While they were together, she had only disdain for my father; now she was obsessed with him. She began to stalk him. She lurked behind a clump of bushes when he was due home from work and watched as he escorted different women carrying Corningware casseroles and grocery bags up to his third floor lair. She put her ear against the wall of the laundry room, which was adjacent to his bedroom, but could only make out a word or two, especially when the machines were running. The moans, however, came through loud and clear, driving her into a frenzy. It took every bit of her self-control to refrain from breaking into his apartment and smashing the lovebirds with Sid’s new seven-piece Teflon pot set. (She watched as he walked the empty box to his trash chute one night, and his attempts at homemaking without her drove a stake through her heart.)

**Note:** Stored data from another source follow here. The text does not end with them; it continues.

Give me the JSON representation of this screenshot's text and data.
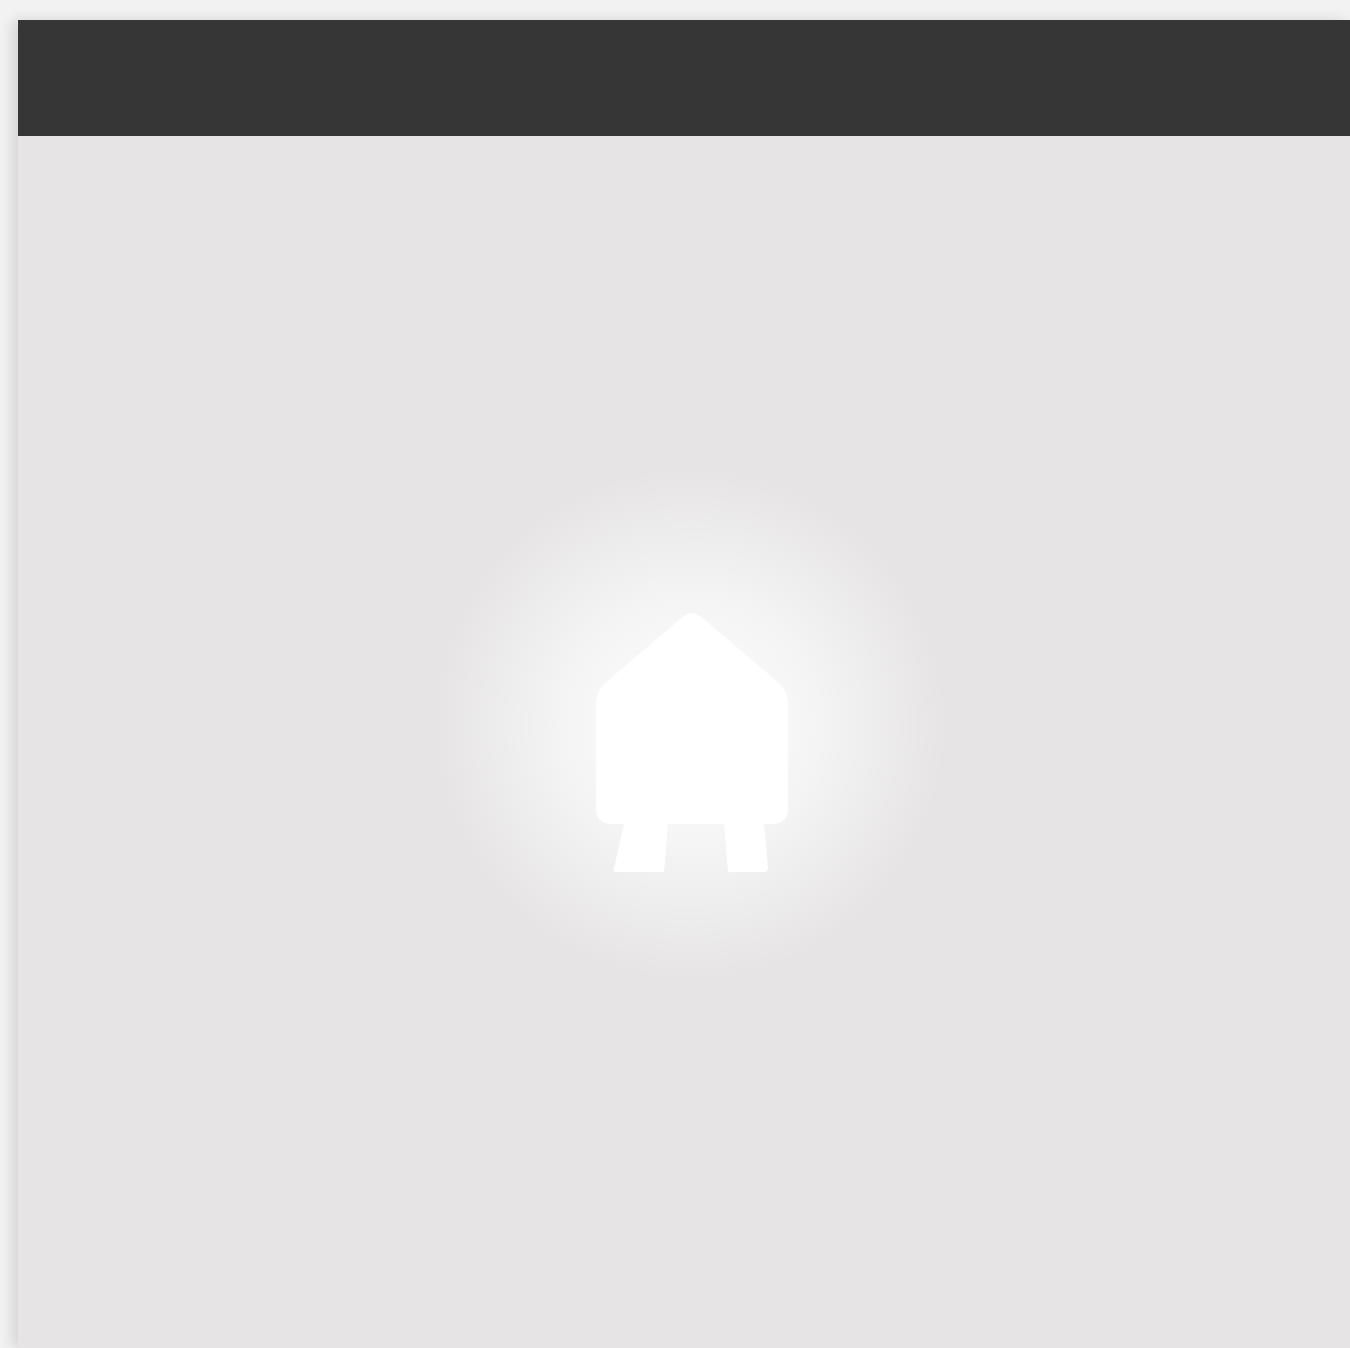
{
  "screen": {
    "kind": "splash"
  }
}
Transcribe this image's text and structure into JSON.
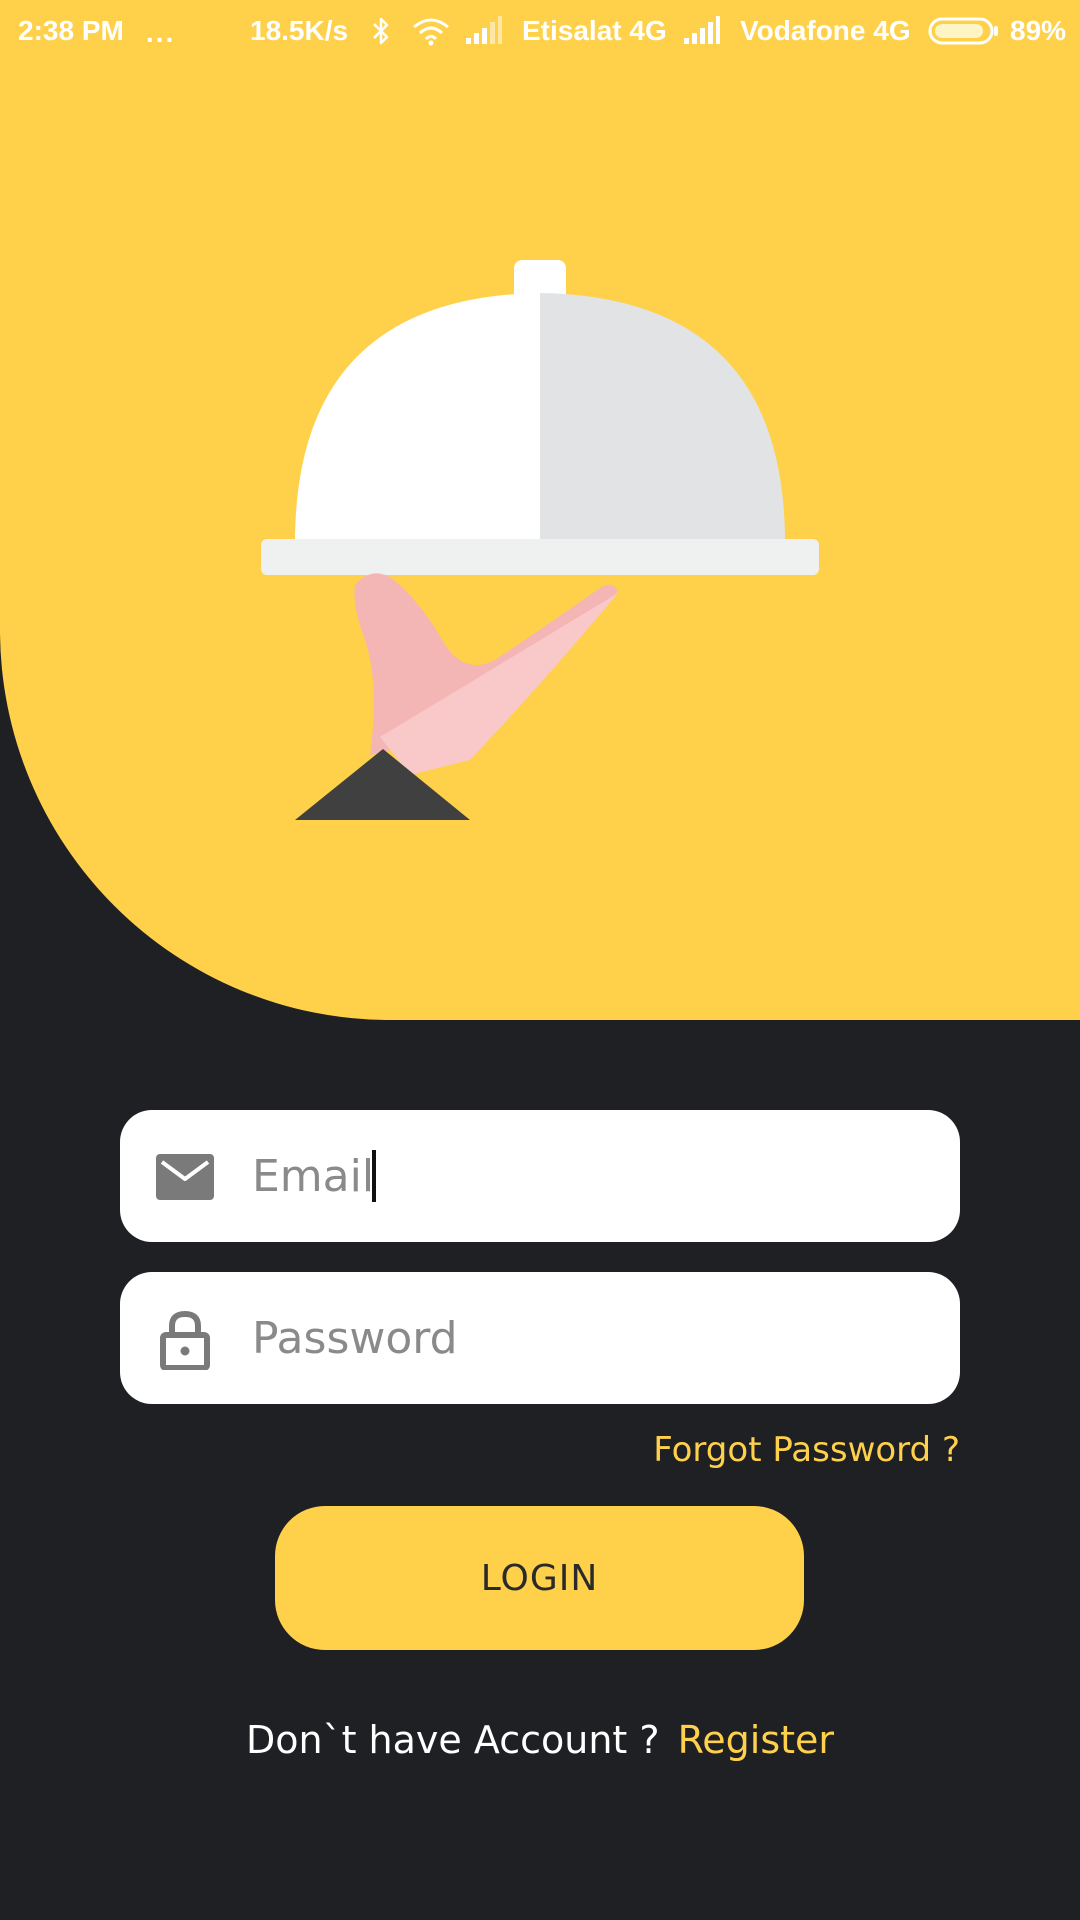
{
  "status_bar": {
    "time": "2:38 PM",
    "more_indicator": "...",
    "network_speed": "18.5K/s",
    "carrier_1": "Etisalat 4G",
    "carrier_2": "Vodafone 4G",
    "battery_percent": "89%",
    "battery_level": 0.89,
    "icons": [
      "bluetooth-icon",
      "wifi-icon",
      "signal-icon",
      "signal-icon",
      "battery-icon"
    ]
  },
  "hero": {
    "illustration": "serving-cloche-on-hand",
    "colors": {
      "background": "#ffd14a",
      "cloche_light": "#ffffff",
      "cloche_shade": "#e2e3e5",
      "tray": "#eff0f0",
      "hand": "#f4b5b5",
      "hand_light": "#f9c8c8",
      "sleeve": "#404040"
    }
  },
  "form": {
    "email": {
      "icon": "mail-icon",
      "placeholder": "Email",
      "value": ""
    },
    "password": {
      "icon": "lock-icon",
      "placeholder": "Password",
      "value": ""
    },
    "forgot_password_label": "Forgot Password ?",
    "login_label": "LOGIN",
    "register_prompt": "Don`t have Account ?",
    "register_label": "Register"
  },
  "theme": {
    "accent": "#ffd14a",
    "background": "#1f2024",
    "field_background": "#ffffff",
    "placeholder": "#8a8a8a"
  }
}
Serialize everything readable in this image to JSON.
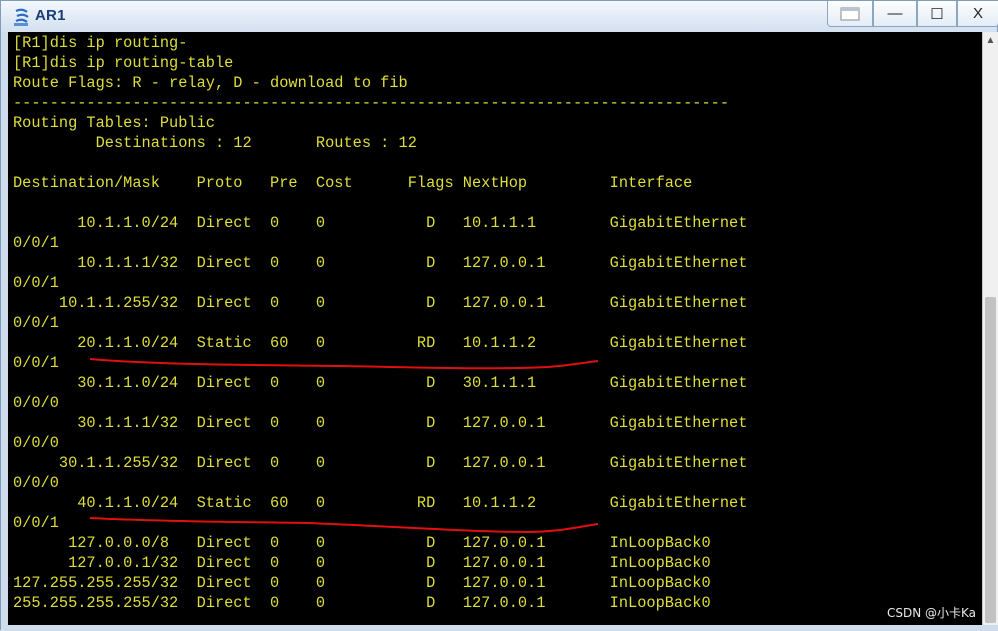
{
  "window": {
    "title": "AR1",
    "controls": {
      "extra": "",
      "minimize": "—",
      "maximize": "☐",
      "close": "X"
    }
  },
  "console": {
    "lines": [
      "[R1]dis ip routing-",
      "[R1]dis ip routing-table",
      "Route Flags: R - relay, D - download to fib",
      "------------------------------------------------------------------------------",
      "Routing Tables: Public",
      "         Destinations : 12       Routes : 12",
      "",
      "Destination/Mask    Proto   Pre  Cost      Flags NextHop         Interface",
      "",
      "       10.1.1.0/24  Direct  0    0           D   10.1.1.1        GigabitEthernet",
      "0/0/1",
      "       10.1.1.1/32  Direct  0    0           D   127.0.0.1       GigabitEthernet",
      "0/0/1",
      "     10.1.1.255/32  Direct  0    0           D   127.0.0.1       GigabitEthernet",
      "0/0/1",
      "       20.1.1.0/24  Static  60   0          RD   10.1.1.2        GigabitEthernet",
      "0/0/1",
      "       30.1.1.0/24  Direct  0    0           D   30.1.1.1        GigabitEthernet",
      "0/0/0",
      "       30.1.1.1/32  Direct  0    0           D   127.0.0.1       GigabitEthernet",
      "0/0/0",
      "     30.1.1.255/32  Direct  0    0           D   127.0.0.1       GigabitEthernet",
      "0/0/0",
      "       40.1.1.0/24  Static  60   0          RD   10.1.1.2        GigabitEthernet",
      "0/0/1",
      "      127.0.0.0/8   Direct  0    0           D   127.0.0.1       InLoopBack0",
      "      127.0.0.1/32  Direct  0    0           D   127.0.0.1       InLoopBack0",
      "127.255.255.255/32  Direct  0    0           D   127.0.0.1       InLoopBack0",
      "255.255.255.255/32  Direct  0    0           D   127.0.0.1       InLoopBack0"
    ]
  },
  "watermark": "CSDN @小卡Ka",
  "colors": {
    "console_bg": "#000000",
    "console_text": "#dede3c",
    "annotation": "#e01010",
    "title_text": "#1b3d78"
  }
}
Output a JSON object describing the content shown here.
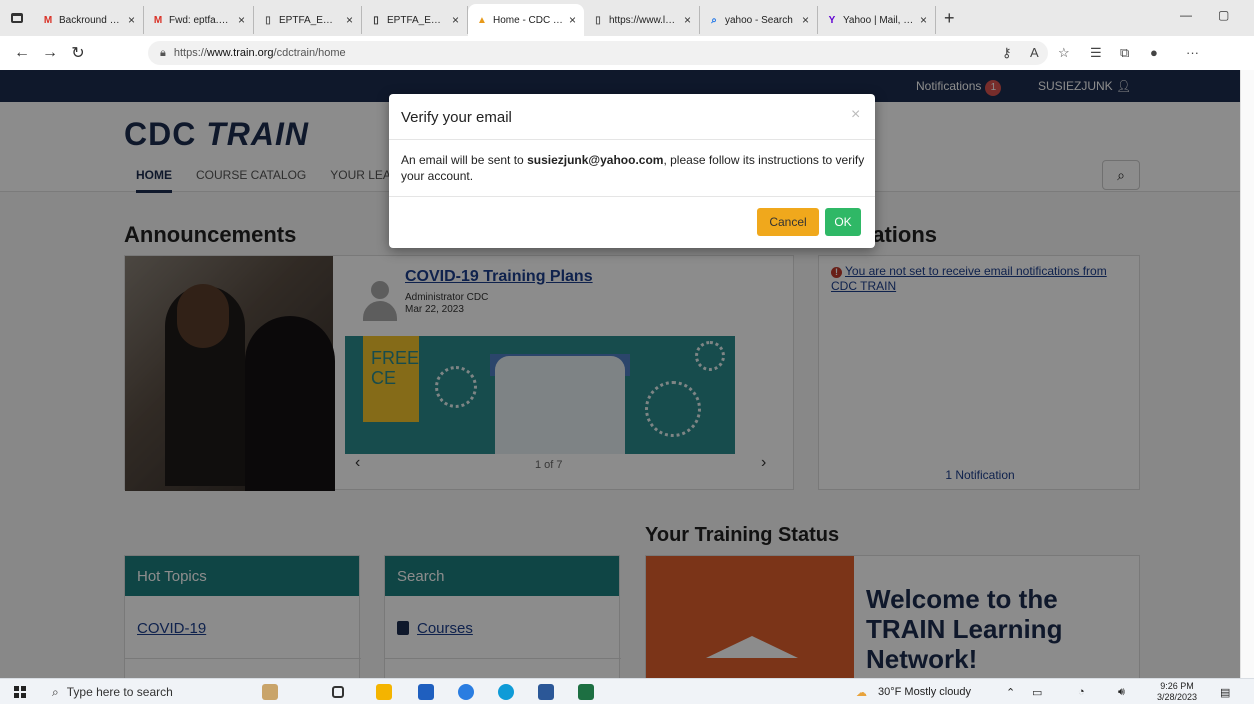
{
  "browser": {
    "tabs": [
      {
        "title": "Backround screen",
        "icon": "gmail-icon",
        "icon_glyph": "M",
        "icon_color": "#d93025"
      },
      {
        "title": "Fwd: eptfa.org - N",
        "icon": "gmail-icon",
        "icon_glyph": "M",
        "icon_color": "#d93025"
      },
      {
        "title": "EPTFA_Email.pdf",
        "icon": "document-icon",
        "icon_glyph": "▯",
        "icon_color": "#555555"
      },
      {
        "title": "EPTFA_Email.pdf",
        "icon": "document-icon",
        "icon_glyph": "▯",
        "icon_color": "#333333"
      },
      {
        "title": "Home - CDC TRAI",
        "icon": "train-icon",
        "icon_glyph": "▲",
        "icon_color": "#e89a1a",
        "active": true
      },
      {
        "title": "https://www.leagu",
        "icon": "document-icon",
        "icon_glyph": "▯",
        "icon_color": "#555555"
      },
      {
        "title": "yahoo - Search",
        "icon": "search-icon",
        "icon_glyph": "⌕",
        "icon_color": "#1a73e8"
      },
      {
        "title": "Yahoo | Mail, Wea",
        "icon": "yahoo-icon",
        "icon_glyph": "Y",
        "icon_color": "#6001d2"
      }
    ],
    "url_prefix": "https://",
    "url_host": "www.train.org",
    "url_path": "/cdctrain/home"
  },
  "topnav": {
    "notifications_label": "Notifications",
    "notifications_count": "1",
    "user": "SUSIEZJUNK"
  },
  "header": {
    "logo_cdc": "CDC",
    "logo_train": "TRAIN",
    "menu": [
      "HOME",
      "COURSE CATALOG",
      "YOUR LEA"
    ]
  },
  "announcements": {
    "heading": "Announcements",
    "title": "COVID-19 Training Plans",
    "author": "Administrator CDC",
    "date": "Mar 22, 2023",
    "banner_text": "FREE CE",
    "counter": "1 of 7"
  },
  "notifications": {
    "heading": "cations",
    "warning_link": "You are not set to receive email notifications from CDC TRAIN",
    "count_text": "1 Notification"
  },
  "training_status": {
    "heading": "Your Training Status",
    "welcome": "Welcome to the TRAIN Learning Network!"
  },
  "hot_topics": {
    "heading": "Hot Topics",
    "link": "COVID-19"
  },
  "search_card": {
    "heading": "Search",
    "link": "Courses"
  },
  "modal": {
    "title": "Verify your email",
    "close": "×",
    "body_before": "An email will be sent to ",
    "email": "susiezjunk@yahoo.com",
    "body_after": ", please follow its instructions to verify your account.",
    "cancel": "Cancel",
    "ok": "OK"
  },
  "taskbar": {
    "search_placeholder": "Type here to search",
    "weather": "30°F  Mostly cloudy",
    "time": "9:26 PM",
    "date": "3/28/2023"
  },
  "colors": {
    "navy": "#1c2d4f",
    "teal": "#1d7f7f",
    "orange": "#e05f2c",
    "cancel_yellow": "#f0a81c",
    "ok_green": "#2fb866"
  }
}
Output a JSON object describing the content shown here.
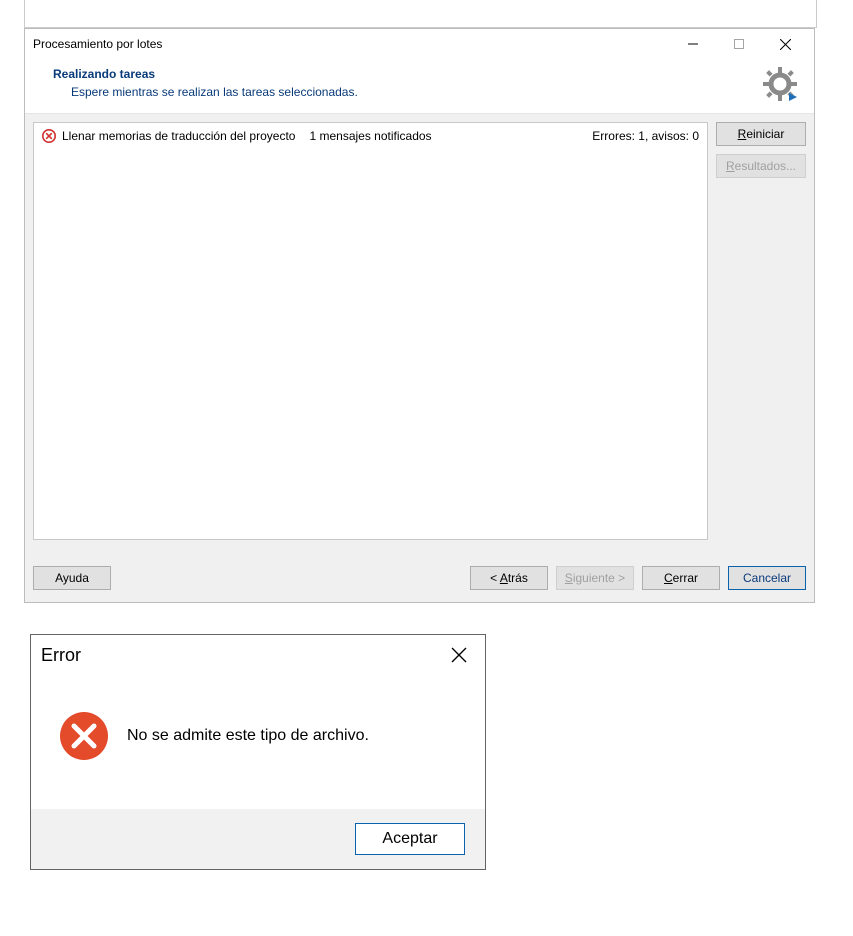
{
  "batch_window": {
    "title": "Procesamiento por lotes",
    "heading": "Realizando tareas",
    "subheading": "Espere mientras se realizan las tareas seleccionadas.",
    "task": {
      "name": "Llenar memorias de traducción del proyecto",
      "msg": "1 mensajes notificados",
      "counts": "Errores: 1, avisos: 0"
    },
    "side": {
      "restart": "Reiniciar",
      "restart_ul": "R",
      "results": "Resultados...",
      "results_ul": "R"
    },
    "footer": {
      "help": "Ayuda",
      "back_prefix": "< ",
      "back_text": "Atrás",
      "back_ul": "A",
      "next_text": "Siguiente >",
      "next_ul": "S",
      "close_text": "Cerrar",
      "close_ul": "C",
      "cancel": "Cancelar"
    }
  },
  "error_dialog": {
    "title": "Error",
    "message": "No se admite este tipo de archivo.",
    "ok": "Aceptar"
  }
}
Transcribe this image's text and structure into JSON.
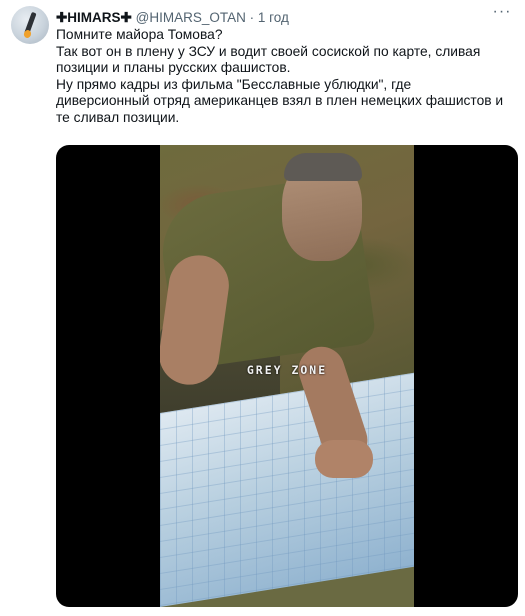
{
  "author": {
    "name": "✚HIMARS✚",
    "handle": "@HIMARS_OTAN",
    "separator": "·",
    "time": "1 год"
  },
  "more_icon": "more-horizontal-icon",
  "tweet_text": [
    "Помните майора Томова?",
    "Так вот он в плену у ЗСУ и водит своей сосиской по карте, сливая позиции и планы русских фашистов.",
    "Ну прямо кадры из фильма \"Бесславные ублюдки\", где диверсионный отряд американцев взял в плен немецких фашистов и те сливал позиции."
  ],
  "media": {
    "watermark": "GREY ZONE"
  },
  "colors": {
    "text": "#0f1419",
    "secondary": "#536471",
    "media_background": "#000000"
  }
}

She stopped hanging out in the laundry, but continued to call him and hang up at odd hours during the night, why, she couldn’t really say. To hear his voice? Make him sick from interrupting his sleep? Stop possible lovemaking in progress? And she went to the King of Poultry, skulking around the parking lot, trying to discern which women he favored that day with an extra meatball.
She spent one entire night cutting my father out of every photograph in both of the albums she brought with her to Florida. She also figured out the code to his answering machine, (fifty-one, his lucky number at the race track), and called in to listen to his phone messages four, five, six times a day. She felt physically sick every time she heard a
female voice confirm a date, “call to say hello” or tell him about the pot roast she just made. My mother was in trouble.
Never a believer in psychiatric care–or afraid, perhaps, of what she’d find out–she finally relented and went to see a shrink.
“It’s really quite simple,” Dr. Brot told her. “You’re obsessing. You believe that Sidney is your property, always has been. No matter that you left him. Now that he appears to be managing without you, moving on as they say, you want to reassert your control. It happens all the time.”
This did not make my mother feel any better. Valium, however, did. The doctor also advised that she move far enough away from my father to require a plane ride.
Back at her apartment, she studied a map of the East Coast. She didn’t want to return to New York; it was too difficult to meet men there. Miami was appealing because of its abundance of rich, elderly men, but too close to my father. Deciding to rule out the entire state of Florida, she came upon Hilton Head, South Carolina. “Hilton Head,” she said aloud. “Hmm, I like the way that sounds.” My mother sang snatches of “One Day My Prince Will Come,” as she pulled out her suitcases and began packing.
Meanwhile back at the condo, my father and Colleen were making plans to marry as soon as their snowbird friends came south for the winter. He had grown tired of dating and was ready to settle down again. For a nominal fee, he procured Horizon’s main card room for their wedding reception. After a ceremony at a local justice of the peace, they’d gather with their guests for platters of miniature potato and kasha knishes and an assortment of Danish, all courtesy of The King of Poultry. Colleen suggested serving cold shrimp with cocktail dipping sauce, but my father blanched at the expense. They bought a dozen boxed wine coolers at Costco that they stored under their bed. After much deliberation, my father decided to throw in two bottles of vodka and a few quarts of orange juice. No one but he and Colleen drank the stuff; they would take whatever was left back to their apartment after the party. At the time I was twenty-four and living on my own in New York. My father called and invited me down for the celebration. Fearing that if my mother found out about the nuptials she’d attend the party and go berserk, he swore me to secrecy.
On a sunny Saturday afternoon soon after the start of the new year, I watched as my father married Colleen. The reception afterwards was a big hit with their neighbors and friends and, as previously decided with his partner, my father passed out twenty percent off coupons for purchases made at the King to all of his guests.
A month later my mother found out about my father’s marriage from my cousin Joyce, who was always looking for trouble. But by then my mother was pursuing a wealthy octogenarian in the greener pastures of a Hilton Head condominium development.